La dernière, la dernière…
Vais-je, enfin, en être débarrassé, enfin pouvoir marcher, seul, pouvoir penser librement quand cette chose sera loin de moi ?
Tout fut de ma faute, tout, j'aurais dû agir... On m'avait averti. Mes oreilles n'entendaient que les mots suivant mon désir, et puis, les faits confirmèrent ce que l'on m'avait dit, une fois la porte passée, reculer coûte cher, si cher, si chair…
C'était une curiosité d'enfant, un savoir sur lequel je suis tombé par hasard, ou presque… Il le voulût, orienta mes regards, dirigeant mes mains, me poussant sur cette voie sans que je puisse entendre la voix de la raison ni les avertissements qui m'étaient dispensés. Moi ? Me faire avoir ? Impossible ! Je me sentais si puissant, riche de possibilités, j'étais assuré d'aboutir là où tous se seraient égarés.
Et je me suis perdu sur le chemin des ténèbres, renoncer était interdit. Un manège une fois parti s'arrête le tour achevé.
Ce sera bientôt le cas, bientôt je serais libre, bientôt…
Une victime de plus est-ce que cela compte ?
J'ai tué six fois pour nourrir la puissance que j'avais conviée pour me venger, dépasser les autres... J'ai pris la voie s'enfonçant dans l'obscur, goûté au sang, savouré la mort. Un septième sacrifice et le démon aura son dû.
Personne ne croirait ce que je fis ; le psy auquel j'en parlait m'affirma que tout était dans ma tête, le diable ne venait jamais d'ailleurs, je voulais m'en convaincre pour m'autoriser à tuer et libérer une sauvagerie douloureuse. Il me dit que j'étais seul responsable mais qu'il pouvait m'aider, rien n'était perdu.
Le secret médical le muselle mais j'ai compris sa réaction, son système veut effacer la religion, elle s'y superpose sans rien expliquer, refusant de voir ce qui se terre dans les ténèbres. Je sais ! Il dirait que je délire, faux, je sais, j'ai vu !

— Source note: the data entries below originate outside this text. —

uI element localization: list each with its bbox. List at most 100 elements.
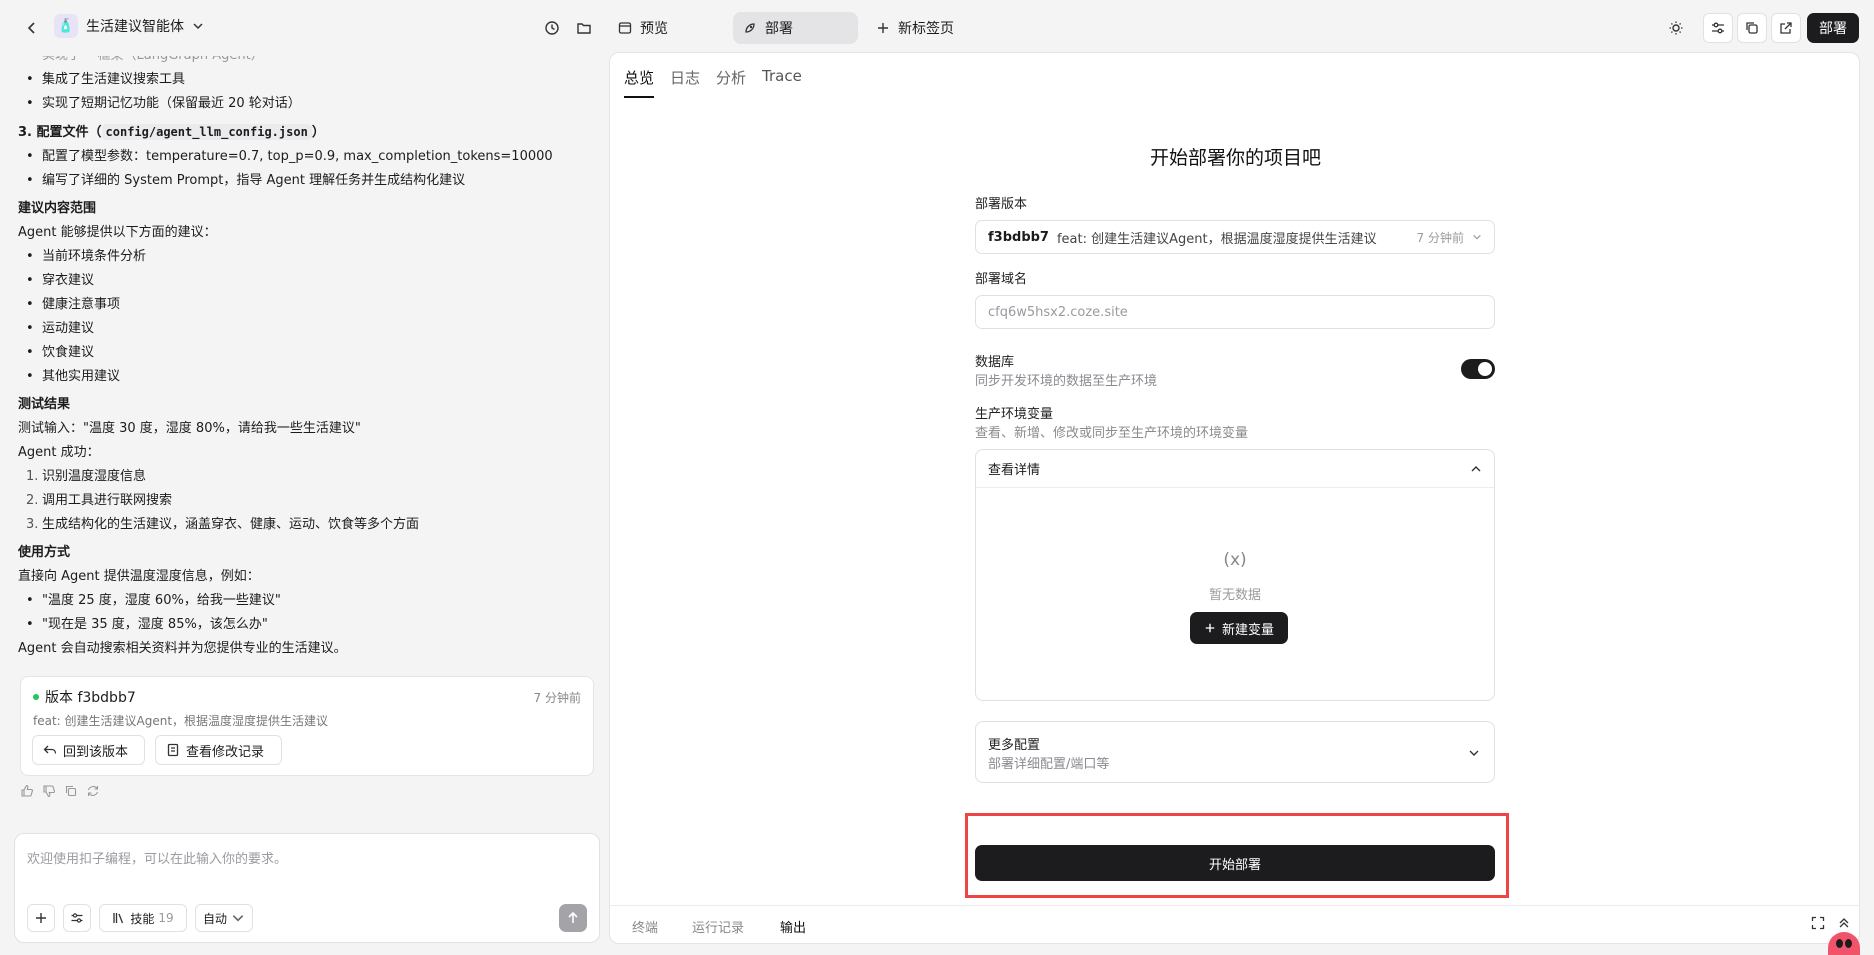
- sliders-icon: [1712, 22, 1724, 34]
- env-variables-box: 查看详情 (x) 暂无数据 新建变量: [975, 449, 1495, 701]
- deploy-button[interactable]: 部署: [1807, 13, 1859, 43]
- refresh-icon[interactable]: [86, 784, 100, 798]
- agent-selector[interactable]: 🧴 生活建议智能体: [54, 14, 204, 38]
- version-select[interactable]: f3bdbb7 feat: 创建生活建议Agent，根据温度湿度提供生活建议 7…: [975, 220, 1495, 254]
- sun-icon: [1669, 21, 1683, 35]
- tab-logs[interactable]: 日志: [670, 67, 700, 98]
- plus-icon: [36, 913, 46, 923]
- deploy-form: 部署版本 f3bdbb7 feat: 创建生活建议Agent，根据温度湿度提供生…: [975, 193, 1495, 783]
- skills-button[interactable]: 技能 19: [99, 904, 187, 932]
- tab-analytics[interactable]: 分析: [716, 67, 746, 98]
- list-item: "现在是 35 度，湿度 85%，该怎么办": [18, 613, 598, 637]
- files-button[interactable]: [570, 14, 598, 42]
- tab-run-history[interactable]: 运行记录: [692, 917, 744, 936]
- tab-overview[interactable]: 总览: [624, 67, 655, 98]
- chat-line: Agent 会自动搜索相关资料并为您提供专业的生活建议。: [18, 641, 347, 656]
- copy-icon: [1746, 22, 1758, 34]
- more-config-section[interactable]: 更多配置 部署详细配置/端口等: [975, 721, 1495, 783]
- chevron-down-icon: [1473, 234, 1481, 240]
- more-config-label: 更多配置: [988, 738, 1041, 753]
- page-title: 开始部署你的项目吧: [1149, 147, 1321, 169]
- chat-line: 实现了短期记忆功能（保留最近 20 轮对话）: [18, 92, 598, 116]
- database-label: 数据库: [975, 355, 1015, 370]
- settings-button[interactable]: [1703, 13, 1733, 43]
- bottom-panel-bar: 终端 运行记录 输出: [610, 905, 1859, 943]
- variable-icon: (x): [1223, 550, 1247, 570]
- chat-input-box: 技能 19 自动: [14, 833, 600, 943]
- rocket-icon: [745, 23, 755, 33]
- more-config-description: 部署详细配置/端口等: [988, 757, 1110, 772]
- chat-heading: 使用方式: [18, 545, 71, 560]
- sliders-icon: [71, 913, 83, 923]
- version-card: 版本 f3bdbb7 7 分钟前 feat: 创建生活建议Agent，根据温度湿…: [20, 676, 594, 776]
- env-details-header[interactable]: 查看详情: [976, 450, 1494, 488]
- open-external-button[interactable]: [1771, 13, 1801, 43]
- library-icon: [113, 913, 124, 924]
- chat-line: 实现了 ·· 框架（LangGraph Agent）: [18, 56, 598, 68]
- list-item: 当前环境条件分析: [18, 245, 598, 269]
- list-item: 穿衣建议: [18, 269, 598, 293]
- tab-preview[interactable]: 预览: [608, 12, 678, 44]
- tab-terminal[interactable]: 终端: [632, 917, 658, 936]
- version-time: 7 分钟前: [1416, 230, 1464, 245]
- env-label: 生产环境变量: [975, 407, 1054, 422]
- version-message: feat: 创建生活建议Agent，根据温度湿度提供生活建议: [1056, 231, 1377, 247]
- chat-line: 集成了生活建议搜索工具: [18, 68, 598, 92]
- view-changes-button[interactable]: 查看修改记录: [155, 735, 282, 765]
- version-time: 7 分钟前: [533, 691, 581, 705]
- list-item: 饮食建议: [18, 341, 598, 365]
- tab-output[interactable]: 输出: [780, 917, 806, 936]
- chat-line: Agent 能够提供以下方面的建议：: [18, 225, 217, 240]
- revert-version-button[interactable]: 回到该版本: [32, 735, 145, 765]
- chat-heading: 3. 配置文件（ config/agent_llm_config.json）: [18, 124, 325, 140]
- mode-select[interactable]: 自动: [195, 904, 253, 932]
- options-button[interactable]: [63, 904, 91, 932]
- panel-tabs: 总览 日志 分析 Trace: [624, 67, 802, 98]
- database-description: 同步开发环境的数据至生产环境: [975, 374, 1158, 389]
- fullscreen-icon[interactable]: [1811, 916, 1825, 930]
- bottom-actions: [1811, 916, 1851, 930]
- top-bar: 🧴 生活建议智能体 预览 部署 新标签页 部署: [0, 0, 1874, 56]
- chat-line: 编写了详细的 System Prompt，指导 Agent 理解任务并生成结构化…: [18, 169, 598, 193]
- chat-line: 配置了模型参数：temperature=0.7, top_p=0.9, max_…: [18, 145, 598, 169]
- chevron-down-icon: [193, 23, 203, 30]
- copy-icon[interactable]: [64, 784, 78, 798]
- database-sync-toggle[interactable]: [1461, 359, 1495, 379]
- chevron-left-icon: [27, 22, 35, 34]
- tab-trace[interactable]: Trace: [762, 67, 802, 98]
- list-item: 其他实用建议: [18, 365, 598, 389]
- theme-toggle[interactable]: [1662, 14, 1690, 42]
- chat-line: Agent 成功：: [18, 445, 100, 460]
- attach-button[interactable]: [27, 904, 55, 932]
- tab-deploy[interactable]: 部署: [733, 12, 858, 44]
- copy-button[interactable]: [1737, 13, 1767, 43]
- send-button[interactable]: [559, 904, 587, 932]
- domain-field[interactable]: cfq6w5hsx2.coze.site: [975, 295, 1495, 329]
- deploy-panel: 总览 日志 分析 Trace 开始部署你的项目吧 部署版本 f3bdbb7 fe…: [609, 52, 1860, 944]
- chevron-up-icon: [1471, 465, 1481, 471]
- folder-icon: [577, 23, 591, 34]
- back-button[interactable]: [18, 14, 46, 42]
- plus-icon: [878, 23, 888, 33]
- chat-heading: 建议内容范围: [18, 201, 97, 216]
- version-label: 部署版本: [975, 197, 1028, 212]
- env-description: 查看、新增、修改或同步至生产环境的环境变量: [975, 426, 1249, 441]
- history-button[interactable]: [538, 14, 566, 42]
- new-variable-button[interactable]: 新建变量: [1190, 612, 1288, 644]
- thumbs-up-icon[interactable]: [20, 784, 34, 798]
- chat-line: 直接向 Agent 提供温度湿度信息，例如：: [18, 569, 260, 584]
- list-item: "温度 25 度，湿度 60%，给我一些建议": [18, 589, 598, 613]
- start-deploy-button[interactable]: 开始部署: [975, 845, 1495, 881]
- skill-count: 19: [158, 911, 174, 925]
- thumbs-down-icon[interactable]: [42, 784, 56, 798]
- preview-icon: [618, 22, 632, 34]
- message-actions: [20, 784, 100, 798]
- plus-icon: [1205, 623, 1215, 633]
- chevron-down-icon: [1469, 750, 1479, 756]
- tab-new[interactable]: 新标签页: [866, 12, 964, 44]
- list-item: 1. 识别温度湿度信息: [26, 469, 147, 484]
- chat-input[interactable]: [27, 848, 587, 888]
- version-message: feat: 创建生活建议Agent，根据温度湿度提供生活建议: [33, 714, 329, 728]
- chevrons-up-icon[interactable]: [1837, 916, 1851, 930]
- domain-label: 部署域名: [975, 272, 1028, 287]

J'ai vu danser les démons, ils prirent mes mains pour tuer, pour détruire, j'ai vu leur violence sur les murs en lettres de sang, sur le sol en corps désarticulés par une force supérieure à celle que j’eus jamais. Je suis pris par ces choses, prix…
Prie !
On me l'a dit aussi, un conseil donné par quelqu'un trouvant plus facile d'abandonner que résister. Moi j'ai lutté, je continue et rien ne m'arrêtera avant que j'ai tué pour la dernière fois, pour le salut de mon âme. Ces victimes ne paieront pas, l'Enfer n'est pas pour elles. Et je n'aurais pas le droit de me défendre, de faire ce que je peux pour m'en sortir ?
Cela me sera compté, mes crimes, mes erreurs, mes errements, le plus important est de sauver mon âme, elle sera bientôt libre, bientôt loin des contacts avilissants qui me procurèrent tant de plaisirs, elle se lavera dans le sang de l'innocence.
Un dernier crime, être libre, libre…
Mon fils… Il comprendra, je vais lui expliquer, pour sauver son père que ne ferait-il pas ?
L'arme est dans ma main, j'ignore ces ricanements dans ma tête, ces illusions souriantes autour de moi, je vais vaincre, me libérer des agressions démoniaques. Le Purgatoire ne m'effraie pas. Il aura une fin, je le traverserai, ensuite j'aurais mérité moi aussi, la vie éternelle.
Il dort… il dort… il est si beau, si…
Je sais qu'il accepte, m'approuve, je le sais.